According to statistics released in July, 178,000 people have received business licences since October, joining about 147,000 that had won the right to work for themselves following a previous opening in the 1990s. That’s 325,000 in a state where 80 per cent are government employed.
Regueiro and other officials have hailed the results as extraordinary and noted the government has granted more licences than it had forecast for all of 2011.
But the pace seems to be slackening. The government’s July figure for new license holders was virtually unchanged from April, with no explanation given.
And the official total does not count those opting to return their licences. While no official statistic exists for these failed businesses, Vice Labour Minister Jose Barreiro told AP in April that around 30,000 licences had been returned up to that point. The figure is surely higher now.
Of the entrepreneurs AP has been following since December, Simpson and Danilo Perez, a 21-year-old bootleg DVD salesman, have already closed down, and others say they too are considering throwing in the towel.
Anisia Cardenas, a seamstress, set up a stall in a neighbour’s patio that she rented for 50 pesos (US$2) a day. Unable to meet costs, she says she gave up on the stall in March and now works out of the steamy kitchen of her box-like apartment in the working-class El Cerro neighbourhood.
Cardenas charges as little as 10 pesos (40 cents) to take in pants and as much as 300 pesos (US$12) to make a woman’s blouse from scratch. She must pay about 475 pesos (US$19) a month in taxes, social security and other government levies, most of which are due regardless of what she earns. She says even working seven days a week, often assisted by her teenage daughter, her monthly taxes outstrip her earnings.
“Last month, I had to pay the licence fee and my social security payment, and it was a terrible month for business,” she said. “I had to dip into my savings to pay all those things, which is to say I had to pay even more than I made. I lost money.”
Cardenas says she has noticed a huge dip in business in the past few months, which she blames on rising competition. Also, she said, raw materials are costly, forcing her to charge prices customers can’t afford.
“I’m going to give it two more months, but I am thinking of turning in the licence,” she said. “It will be a very sad day if I do.”
Even entrepreneurs who have had some success say they are working much harder than they anticipated, with relatively little to show for it.

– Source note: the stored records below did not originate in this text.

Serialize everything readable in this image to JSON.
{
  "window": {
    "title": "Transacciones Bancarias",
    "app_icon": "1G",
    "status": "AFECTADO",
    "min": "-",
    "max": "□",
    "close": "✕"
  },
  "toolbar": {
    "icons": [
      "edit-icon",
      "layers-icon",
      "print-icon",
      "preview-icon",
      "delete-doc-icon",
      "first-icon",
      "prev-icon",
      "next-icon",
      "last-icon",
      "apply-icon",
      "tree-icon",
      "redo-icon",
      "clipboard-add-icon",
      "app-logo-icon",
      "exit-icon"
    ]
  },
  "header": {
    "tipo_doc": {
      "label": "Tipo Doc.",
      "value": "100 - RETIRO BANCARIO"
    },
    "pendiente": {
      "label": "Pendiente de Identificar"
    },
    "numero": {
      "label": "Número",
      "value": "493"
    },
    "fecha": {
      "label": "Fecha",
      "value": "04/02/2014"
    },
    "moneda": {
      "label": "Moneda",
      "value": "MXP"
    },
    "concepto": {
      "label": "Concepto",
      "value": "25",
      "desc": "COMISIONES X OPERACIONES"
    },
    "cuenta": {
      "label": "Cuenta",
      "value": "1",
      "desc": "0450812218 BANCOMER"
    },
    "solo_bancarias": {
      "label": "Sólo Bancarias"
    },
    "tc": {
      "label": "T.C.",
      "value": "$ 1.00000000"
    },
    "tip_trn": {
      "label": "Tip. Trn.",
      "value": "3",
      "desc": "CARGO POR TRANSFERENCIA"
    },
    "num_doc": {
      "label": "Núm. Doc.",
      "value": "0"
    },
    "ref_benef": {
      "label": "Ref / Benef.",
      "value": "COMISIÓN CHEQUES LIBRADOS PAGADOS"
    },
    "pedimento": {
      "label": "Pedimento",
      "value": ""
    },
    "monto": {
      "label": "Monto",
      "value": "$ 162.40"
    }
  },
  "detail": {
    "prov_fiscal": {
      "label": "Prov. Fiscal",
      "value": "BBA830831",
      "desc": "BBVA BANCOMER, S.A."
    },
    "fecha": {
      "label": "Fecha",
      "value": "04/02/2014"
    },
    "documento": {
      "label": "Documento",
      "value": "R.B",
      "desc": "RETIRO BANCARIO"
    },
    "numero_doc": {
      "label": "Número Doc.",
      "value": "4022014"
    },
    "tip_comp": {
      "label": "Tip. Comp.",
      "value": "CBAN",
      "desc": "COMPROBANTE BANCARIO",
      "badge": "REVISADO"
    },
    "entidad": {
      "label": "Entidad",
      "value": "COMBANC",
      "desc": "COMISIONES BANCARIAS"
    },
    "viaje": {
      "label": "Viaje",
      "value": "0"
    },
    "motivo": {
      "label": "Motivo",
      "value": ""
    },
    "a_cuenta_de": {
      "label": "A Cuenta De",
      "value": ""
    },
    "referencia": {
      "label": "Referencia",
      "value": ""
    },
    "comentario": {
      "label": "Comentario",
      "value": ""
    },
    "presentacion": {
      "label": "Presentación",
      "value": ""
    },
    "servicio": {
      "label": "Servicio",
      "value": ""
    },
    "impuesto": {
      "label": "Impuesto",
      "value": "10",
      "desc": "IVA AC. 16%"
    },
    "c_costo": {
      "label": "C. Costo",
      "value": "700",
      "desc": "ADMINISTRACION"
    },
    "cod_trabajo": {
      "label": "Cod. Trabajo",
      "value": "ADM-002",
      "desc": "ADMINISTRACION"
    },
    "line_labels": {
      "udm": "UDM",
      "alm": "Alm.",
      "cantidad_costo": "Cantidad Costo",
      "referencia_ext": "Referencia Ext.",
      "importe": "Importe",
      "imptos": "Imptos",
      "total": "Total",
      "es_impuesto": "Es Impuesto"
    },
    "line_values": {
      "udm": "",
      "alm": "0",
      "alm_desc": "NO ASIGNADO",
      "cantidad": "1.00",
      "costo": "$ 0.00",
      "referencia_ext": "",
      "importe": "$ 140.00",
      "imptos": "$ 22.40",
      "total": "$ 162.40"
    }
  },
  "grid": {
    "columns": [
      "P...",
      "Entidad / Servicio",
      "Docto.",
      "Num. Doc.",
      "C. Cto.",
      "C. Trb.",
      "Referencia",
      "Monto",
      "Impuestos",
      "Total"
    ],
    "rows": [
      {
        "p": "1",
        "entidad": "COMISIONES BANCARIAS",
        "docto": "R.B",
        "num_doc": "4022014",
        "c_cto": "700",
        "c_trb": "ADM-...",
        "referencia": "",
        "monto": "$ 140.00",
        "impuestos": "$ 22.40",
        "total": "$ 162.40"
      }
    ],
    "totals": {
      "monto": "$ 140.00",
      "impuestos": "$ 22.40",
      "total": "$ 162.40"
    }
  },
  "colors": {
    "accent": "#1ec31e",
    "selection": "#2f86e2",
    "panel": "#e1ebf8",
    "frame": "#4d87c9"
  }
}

Javier Acosta, who opened an upscale restaurant called Parthenon and employs four waiters and cooks, said business has been so-so, with one table of diners one night, two or three the next. He said the government’s decision to implement a moratorium on payroll taxes has meant a reduction in taxes from 8,000 pesos (US$320) a month to 3,625 pesos (US$145.) The change has not meant increased riches, but “it’s an important reduction”, he said. “At least now I don’t have to use my savings to pay the taxes, like I did the previous month.”
Julio Cesar Hidalgo, who along with girlfriend Gisselle de la Noval, opened a pizzeria in the front of his aunt’s apartment, and was at one point churning out 40 pies a day, says they are lucky to sell 20 a day now.
“People just don’t have the money for luxury items like pizza,” he said.
Hidalgo said he must pay 1,800 pesos (US$72) a month in taxes, regardless of earnings, and that he, de la Noval and his aunt must split profits.
In July, they earned just 700 pesos (US$28) each, not much more than the average Cuban salary of 500 pesos (US$20), and less if one considers that most Cubans supplement their incomes by stealing items from their workplace.
“I can’t steal from myself,” Hidalgo said with a chuckle.
When asked if he would do it all over knowing what he knows now, Hidalgo said he needed time to think about it. But both he and his girlfriend were adamant that they would not close down.
“We will not surrender,” said de la Noval. “We’ve swam too far to die on the shore.”